Genetic Analysis of Heterotaxy in a Consanguineous Cohort

ABSTRACT Heterotaxy (HTX) is a group of clinical conditions with a shared pathology of dislocation of one or more organs along the left–right axis. The etiology of HTX is tremendously heterogeneous spanning environmental factors, chromosomal aberrations, mono/oligogenic variants, and complex inheritance. However, in the vast majority of cases, the etiology of HTX remains elusive. Here, we sought to describe the yield of genetic analysis and spectrum of variants in HTX in our highly consanguineous population. Twenty‐four affected individuals, from 19 unrelated families, were consecutively recruited. Genetic analysis, with exome sequencing, genome sequencing, or multigene panel, detected 9 unique variants, 7 of which were novel, in 8 genes known to be implicated in autosomal recessive form of HTX (C1orf127, CCDC39, CIROP, DNAAF3, DNAH5, DNAH9, MMP21, and MNS1) providing a yield of 42.1%. Of note, 7 of the 9 variants were homozygous, while 2 were inherited in compound heterozygosity, including a heterozygous CNV deletion.
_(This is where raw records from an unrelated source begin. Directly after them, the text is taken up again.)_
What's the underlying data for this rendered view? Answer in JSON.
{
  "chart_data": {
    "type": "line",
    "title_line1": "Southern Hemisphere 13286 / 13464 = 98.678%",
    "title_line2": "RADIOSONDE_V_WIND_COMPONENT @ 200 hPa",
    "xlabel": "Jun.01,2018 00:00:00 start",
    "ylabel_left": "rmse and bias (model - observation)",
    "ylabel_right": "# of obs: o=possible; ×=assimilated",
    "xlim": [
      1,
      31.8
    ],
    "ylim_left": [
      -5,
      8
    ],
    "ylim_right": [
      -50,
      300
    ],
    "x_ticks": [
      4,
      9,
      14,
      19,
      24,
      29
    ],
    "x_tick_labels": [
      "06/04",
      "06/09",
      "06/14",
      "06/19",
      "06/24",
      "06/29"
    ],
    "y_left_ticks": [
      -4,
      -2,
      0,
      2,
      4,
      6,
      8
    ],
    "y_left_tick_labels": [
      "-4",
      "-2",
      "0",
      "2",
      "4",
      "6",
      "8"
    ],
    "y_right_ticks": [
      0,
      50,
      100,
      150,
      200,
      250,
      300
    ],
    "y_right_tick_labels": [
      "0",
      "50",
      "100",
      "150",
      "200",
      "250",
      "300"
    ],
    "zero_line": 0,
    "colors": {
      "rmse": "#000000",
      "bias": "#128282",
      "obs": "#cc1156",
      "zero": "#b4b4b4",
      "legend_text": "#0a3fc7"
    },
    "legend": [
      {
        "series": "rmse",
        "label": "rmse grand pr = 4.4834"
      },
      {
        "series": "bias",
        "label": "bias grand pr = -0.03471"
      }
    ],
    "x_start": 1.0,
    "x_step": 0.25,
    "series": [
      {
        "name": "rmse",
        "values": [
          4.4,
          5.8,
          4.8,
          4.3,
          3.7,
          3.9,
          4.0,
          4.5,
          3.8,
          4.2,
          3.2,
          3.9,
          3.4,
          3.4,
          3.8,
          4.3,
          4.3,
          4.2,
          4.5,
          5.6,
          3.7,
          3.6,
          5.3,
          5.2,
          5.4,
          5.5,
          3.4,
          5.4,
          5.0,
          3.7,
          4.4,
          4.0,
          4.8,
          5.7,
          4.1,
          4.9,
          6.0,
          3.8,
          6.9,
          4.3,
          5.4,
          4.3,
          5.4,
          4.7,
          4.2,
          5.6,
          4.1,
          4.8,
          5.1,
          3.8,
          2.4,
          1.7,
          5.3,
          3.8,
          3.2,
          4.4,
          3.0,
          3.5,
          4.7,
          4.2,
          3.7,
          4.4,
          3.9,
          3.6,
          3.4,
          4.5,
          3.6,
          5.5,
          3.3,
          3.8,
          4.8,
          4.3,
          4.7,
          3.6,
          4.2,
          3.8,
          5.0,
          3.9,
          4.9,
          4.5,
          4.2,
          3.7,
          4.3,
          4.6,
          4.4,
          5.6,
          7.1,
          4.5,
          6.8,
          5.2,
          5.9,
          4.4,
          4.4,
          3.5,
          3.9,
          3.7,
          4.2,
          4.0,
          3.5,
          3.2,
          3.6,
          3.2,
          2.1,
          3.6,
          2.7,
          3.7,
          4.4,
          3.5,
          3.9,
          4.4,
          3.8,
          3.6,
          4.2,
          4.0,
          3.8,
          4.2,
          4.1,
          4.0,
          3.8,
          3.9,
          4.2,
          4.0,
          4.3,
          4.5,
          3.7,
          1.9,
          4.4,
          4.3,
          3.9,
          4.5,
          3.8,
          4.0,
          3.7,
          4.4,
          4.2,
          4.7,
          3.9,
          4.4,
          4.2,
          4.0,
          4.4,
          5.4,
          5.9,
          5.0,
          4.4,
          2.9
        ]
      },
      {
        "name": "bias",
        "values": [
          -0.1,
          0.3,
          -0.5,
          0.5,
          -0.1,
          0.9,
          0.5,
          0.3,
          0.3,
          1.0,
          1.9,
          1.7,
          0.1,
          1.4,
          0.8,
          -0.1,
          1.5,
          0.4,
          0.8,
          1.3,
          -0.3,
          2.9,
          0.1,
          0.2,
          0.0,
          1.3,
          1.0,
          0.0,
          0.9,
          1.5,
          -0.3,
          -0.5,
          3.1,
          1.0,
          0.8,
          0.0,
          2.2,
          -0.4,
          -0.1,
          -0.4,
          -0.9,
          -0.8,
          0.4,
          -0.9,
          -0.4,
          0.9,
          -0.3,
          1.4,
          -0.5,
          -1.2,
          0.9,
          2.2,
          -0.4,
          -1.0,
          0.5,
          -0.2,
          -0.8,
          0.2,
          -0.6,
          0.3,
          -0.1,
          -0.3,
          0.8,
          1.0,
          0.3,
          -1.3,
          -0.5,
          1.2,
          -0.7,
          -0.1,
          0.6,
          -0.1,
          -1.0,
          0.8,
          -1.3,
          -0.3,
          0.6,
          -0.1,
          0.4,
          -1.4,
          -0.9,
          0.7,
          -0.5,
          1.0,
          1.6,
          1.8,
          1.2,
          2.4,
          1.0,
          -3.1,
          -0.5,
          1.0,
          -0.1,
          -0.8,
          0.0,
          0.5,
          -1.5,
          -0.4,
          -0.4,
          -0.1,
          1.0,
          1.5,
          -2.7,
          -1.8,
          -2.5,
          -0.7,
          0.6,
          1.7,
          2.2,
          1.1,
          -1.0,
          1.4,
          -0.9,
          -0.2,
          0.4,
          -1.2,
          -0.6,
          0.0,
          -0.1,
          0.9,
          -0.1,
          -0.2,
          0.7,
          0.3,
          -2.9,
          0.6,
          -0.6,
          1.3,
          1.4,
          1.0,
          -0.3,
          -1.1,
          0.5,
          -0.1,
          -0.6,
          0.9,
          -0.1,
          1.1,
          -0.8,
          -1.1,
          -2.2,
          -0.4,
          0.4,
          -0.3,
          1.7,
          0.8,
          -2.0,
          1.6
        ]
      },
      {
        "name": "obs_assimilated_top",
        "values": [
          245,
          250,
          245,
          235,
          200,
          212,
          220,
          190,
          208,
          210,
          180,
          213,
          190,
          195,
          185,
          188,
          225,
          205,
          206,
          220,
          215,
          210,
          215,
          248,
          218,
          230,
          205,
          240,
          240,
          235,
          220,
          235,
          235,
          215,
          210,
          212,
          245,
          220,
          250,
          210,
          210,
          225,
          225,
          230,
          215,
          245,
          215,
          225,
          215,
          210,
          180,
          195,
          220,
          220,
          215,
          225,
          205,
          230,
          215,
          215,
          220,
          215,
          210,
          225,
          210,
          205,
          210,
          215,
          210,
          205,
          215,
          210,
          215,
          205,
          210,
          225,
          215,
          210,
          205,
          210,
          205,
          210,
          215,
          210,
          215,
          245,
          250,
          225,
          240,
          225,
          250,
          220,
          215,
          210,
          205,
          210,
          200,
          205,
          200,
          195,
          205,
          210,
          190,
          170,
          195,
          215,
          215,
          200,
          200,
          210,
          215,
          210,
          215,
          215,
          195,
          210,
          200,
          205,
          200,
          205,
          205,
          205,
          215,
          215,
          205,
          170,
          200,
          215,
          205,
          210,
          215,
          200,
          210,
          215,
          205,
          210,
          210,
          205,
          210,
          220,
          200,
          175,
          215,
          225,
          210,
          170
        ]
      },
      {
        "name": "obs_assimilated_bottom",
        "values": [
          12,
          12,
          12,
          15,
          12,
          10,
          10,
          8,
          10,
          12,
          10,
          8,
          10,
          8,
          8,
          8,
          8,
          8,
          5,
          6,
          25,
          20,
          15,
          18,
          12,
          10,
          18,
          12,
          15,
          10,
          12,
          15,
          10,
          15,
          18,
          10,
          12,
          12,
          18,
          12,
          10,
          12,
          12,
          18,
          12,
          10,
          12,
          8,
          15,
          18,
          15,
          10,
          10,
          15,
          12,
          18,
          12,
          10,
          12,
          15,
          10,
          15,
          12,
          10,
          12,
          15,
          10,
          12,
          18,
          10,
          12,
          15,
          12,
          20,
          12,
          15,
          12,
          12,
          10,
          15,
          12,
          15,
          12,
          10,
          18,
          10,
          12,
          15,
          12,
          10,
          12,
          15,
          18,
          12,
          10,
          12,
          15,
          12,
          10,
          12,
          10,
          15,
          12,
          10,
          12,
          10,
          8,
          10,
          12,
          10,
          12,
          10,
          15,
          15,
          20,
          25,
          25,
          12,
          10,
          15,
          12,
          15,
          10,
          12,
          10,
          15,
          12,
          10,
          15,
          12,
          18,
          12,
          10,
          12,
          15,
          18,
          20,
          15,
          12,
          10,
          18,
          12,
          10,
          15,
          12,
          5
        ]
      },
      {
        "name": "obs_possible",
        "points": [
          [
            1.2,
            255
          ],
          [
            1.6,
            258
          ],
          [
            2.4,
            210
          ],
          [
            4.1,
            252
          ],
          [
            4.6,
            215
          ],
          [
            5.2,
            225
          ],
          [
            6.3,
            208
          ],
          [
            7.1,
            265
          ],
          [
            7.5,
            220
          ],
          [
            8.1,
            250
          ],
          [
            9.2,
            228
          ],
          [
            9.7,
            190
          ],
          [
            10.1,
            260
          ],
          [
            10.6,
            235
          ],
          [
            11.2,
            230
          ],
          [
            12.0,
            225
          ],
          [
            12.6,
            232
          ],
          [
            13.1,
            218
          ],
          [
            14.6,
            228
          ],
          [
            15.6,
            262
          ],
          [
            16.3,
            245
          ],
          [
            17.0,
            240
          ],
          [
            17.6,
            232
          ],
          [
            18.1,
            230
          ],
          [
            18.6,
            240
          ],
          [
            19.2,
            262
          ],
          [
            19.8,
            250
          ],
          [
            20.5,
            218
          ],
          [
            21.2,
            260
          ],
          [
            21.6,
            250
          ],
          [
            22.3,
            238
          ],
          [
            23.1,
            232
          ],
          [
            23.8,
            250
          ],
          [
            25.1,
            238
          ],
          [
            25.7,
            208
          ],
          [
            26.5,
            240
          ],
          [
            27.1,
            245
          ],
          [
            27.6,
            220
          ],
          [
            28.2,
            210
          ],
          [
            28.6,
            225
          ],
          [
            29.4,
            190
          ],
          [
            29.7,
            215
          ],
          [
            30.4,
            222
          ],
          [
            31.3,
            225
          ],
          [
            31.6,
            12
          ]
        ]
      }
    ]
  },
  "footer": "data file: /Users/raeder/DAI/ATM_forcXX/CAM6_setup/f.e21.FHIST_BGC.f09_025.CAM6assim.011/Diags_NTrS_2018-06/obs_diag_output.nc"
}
A search for candidate genes in negative cases did not reveal a plausible variant. Our work demonstrates a relatively high yield of genetic testing in HTX in a consanguineous population with an enrichment of homozygous variants. The significant genetic heterogeneity observed herewith underscores the complex developmental mechanisms implicated in the pathogenesis of HTX and supports adopting a genome‐wide analysis in the diagnostic evaluation of HTX. Genetic analysis was conducted on 19, mostly consanguineous, families with heterotaxy. Nine variants were identified giving a yield of 42.1%. No novel gene was detected. In consanguineous population, high yield of genetic testing in heterotaxy is demonstrated. The negative result in multiplex consanguineous families supports the complexity of heterotaxy inheritance.